Primary prompt for Builder:
Validate Splunk alert integration
Minimal test:
python scripts/simulate_alert.py --api http://localhost:8080 --mode strict
If Splunk is used directly:
- Confirm the alert action URL is
http://<relay-host>:8080/fault-alert. - Confirm the saved search emits
alert_def_id,system, and scenario variables. - Confirm network access from Splunk to the relay.
- If
WEBHOOK_SECRETis set, configure the matchingAuthorizationheader.
Docker Checks¶
Docker Compose runs only the relay. OpenCode must be reachable separately.

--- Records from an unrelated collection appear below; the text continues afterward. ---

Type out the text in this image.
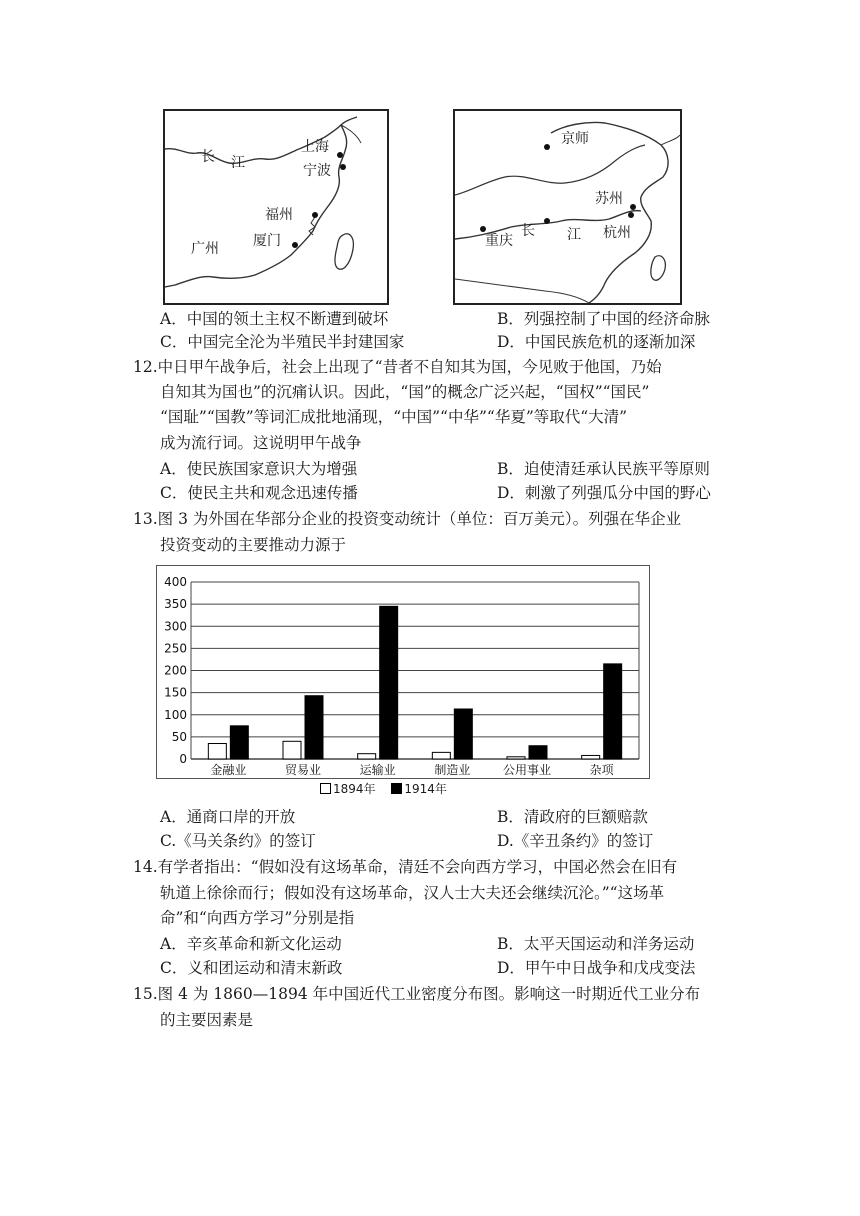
长 江
上海
宁波
福州
厦门
广州
京师
苏州
杭州
重庆
长 江
A．中国的领土主权不断遭到破坏	B．列强控制了中国的经济命脉
C．中国完全沦为半殖民半封建国家	D．中国民族危机的逐渐加深
12.中日甲午战争后，社会上出现了“昔者不自知其为国，今见败于他国，乃始
自知其为国也”的沉痛认识。因此，“国”的概念广泛兴起，“国权”“国民”
“国耻”“国教”等词汇成批地涌现，“中国”“中华”“华夏”等取代“大清”
成为流行词。这说明甲午战争
A．使民族国家意识大为增强	B．迫使清廷承认民族平等原则
C．使民主共和观念迅速传播	D．刺激了列强瓜分中国的野心
13.图 3 为外国在华部分企业的投资变动统计（单位：百万美元）。列强在华企业
投资变动的主要推动力源于
0
50
100
150
200
250
300
350
400
金融业	贸易业	运输业	制造业	公用事业	杂项
1894年 1914年
A．通商口岸的开放	B．清政府的巨额赔款
C.《马关条约》的签订	D.《辛丑条约》的签订
14.有学者指出：“假如没有这场革命，清廷不会向西方学习，中国必然会在旧有
轨道上徐徐而行；假如没有这场革命，汉人士大夫还会继续沉沦。”“这场革
命”和“向西方学习”分别是指
A．辛亥革命和新文化运动	B．太平天国运动和洋务运动
C．义和团运动和清末新政	D．甲午中日战争和戊戌变法
15.图 4 为 1860—1894 年中国近代工业密度分布图。影响这一时期近代工业分布
的主要因素是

Primary prompt for Builder:
Troubleshoot Docker relay setup
Common Docker values:
OPENCODE_URL=http://host.docker.internal:4096
RADKIT_MCP_URL=http://host.docker.internal:8000/mcp
Validate Compose configuration:
docker compose config
Check container health:
docker compose ps
curl -s http://localhost:8080/health
Logs¶
| Source | Location |
|---|---|
| Relay process | Terminal output or container logs. |
| OpenCode session | OpenCode TUI or server session view. |
| Agent session log | logs/troubleshooting/<UTC>-<alert_def_id>-<device>.md. |
| RAW test output | out/results.xml and out/summary.md when requested. |
Session logs are runtime artifacts and should not be committed.